There's a lot of other nuance things that I could comment, but let's keep this short.
Non-hermitian would simply not relate to observables (the raising and lowering operators come to mind). Other formulations of QM are mainly for theoretical reasons, and at least wasn’t relevant to the fundamentals.
The problems with QM however, are a topic others have done infinitely better than I. I may make a video on it in the future, but I would rather make videos on topics untouched by others first.
You are very good 👍🏻
Other interesting topics that are not so well covered elsewhere.
Entropy and information theory
Quantum information
Symmetries and conservation of momentum
Ooooooo yes, I'll make videos on them soon
My Lagrangian video introduces symmetries for the first time, but yes I plan to make a deeper video.
Translations and rotations are BOTH SPATIAL
Why does it go 1, 2, 4, 8, WRT complex, quaternion and octonions? I have learned so far that you lose certain properties, like quaternions produce different results and lose the a•b=b•a property and as far as i understand, octonions go a step further with a+b no longer equal to b+a. Why is this the case or are there other number systems? Ive heard that octonions find home in quantum physics? Are they useful to try understand, in general? Primarily as graphics devloper and "weekend maths enthusiast"... just would really like to understand this particular aspect! TY
Numbers are useful because of how they add and multiply together. Their algebra defines them.
Quarternions and the such follow different algebras, and hence are extremely counter-intuitive. Despite this, they find huge use in quantum field theory and General Relativity.
I plan to make videos on those one day
@@mindmaster107 thanks for responding. Looking forward to it!!
Can you please explain Fourier transformation
Fourier transform:
A coordinate transformation for vectors, is when the basis vectors change, and the vector is rewritten by those vectors.
A function-space transformation for functions, is when instead of the basis function being the dirac function, it is a function of x.

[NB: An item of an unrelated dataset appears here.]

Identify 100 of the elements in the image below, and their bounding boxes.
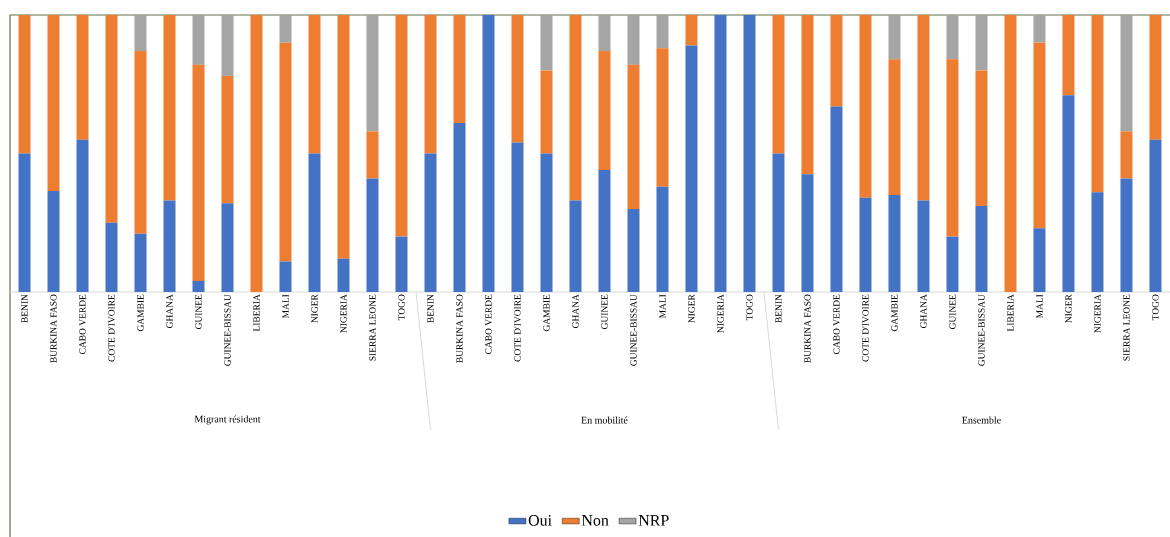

For Fourier Transforms, the basis function is e^iwx.
This is the explanation I chose for the video, but 3blue1brown made a video going over a different way to imagine the fourier transform. th-cam.com/video/spUNpyF58BY/w-d-xo.html
It is a huge topic, so different explanations might click better for you.
Is this weird that I'm a fan of quantum mechanics more than the classical mechanics ? Bruh I ended up hating classical actually. My physics teacher 🫠 well kinda brainwashed my intuition and fundamentals. Successfully wasted my 11th grade! Yay! 😭
Classical mechanics is about as challenging as quantum mechanics at its very core.
I think the mainstream problem people have with classical mechanics is it is taught very robotically, despite how interesting it can be. I understand part of that is this robotic method helps weaker students, but it leaves nothing to the imagination to stronger students.
@@mindmaster107 Any lecture/video recommendations for classical mechanics ? I'm tired of searching for books and resources. Tried mit open courseware/morin/hcv/problem books/ school books/endless loop of online teachers/ and now it's all a messy clutter. Now I even doubt the key assumptions. Help is what I need. And I'm preparing for an entrance exam.
Havent understood a shit, but that's very interesting
Hey this may be random, but I swear I recognise your username from SOME discord server… I’m totally clueless on which though, would you happen to have any idea?
Might be osu related, but I will leave the adventure through the forest of memories up to you
hoe can you multiply two 1,2, etc, column VECTORS, You CANNOT! NO CAN DO need to get the transport of the first one.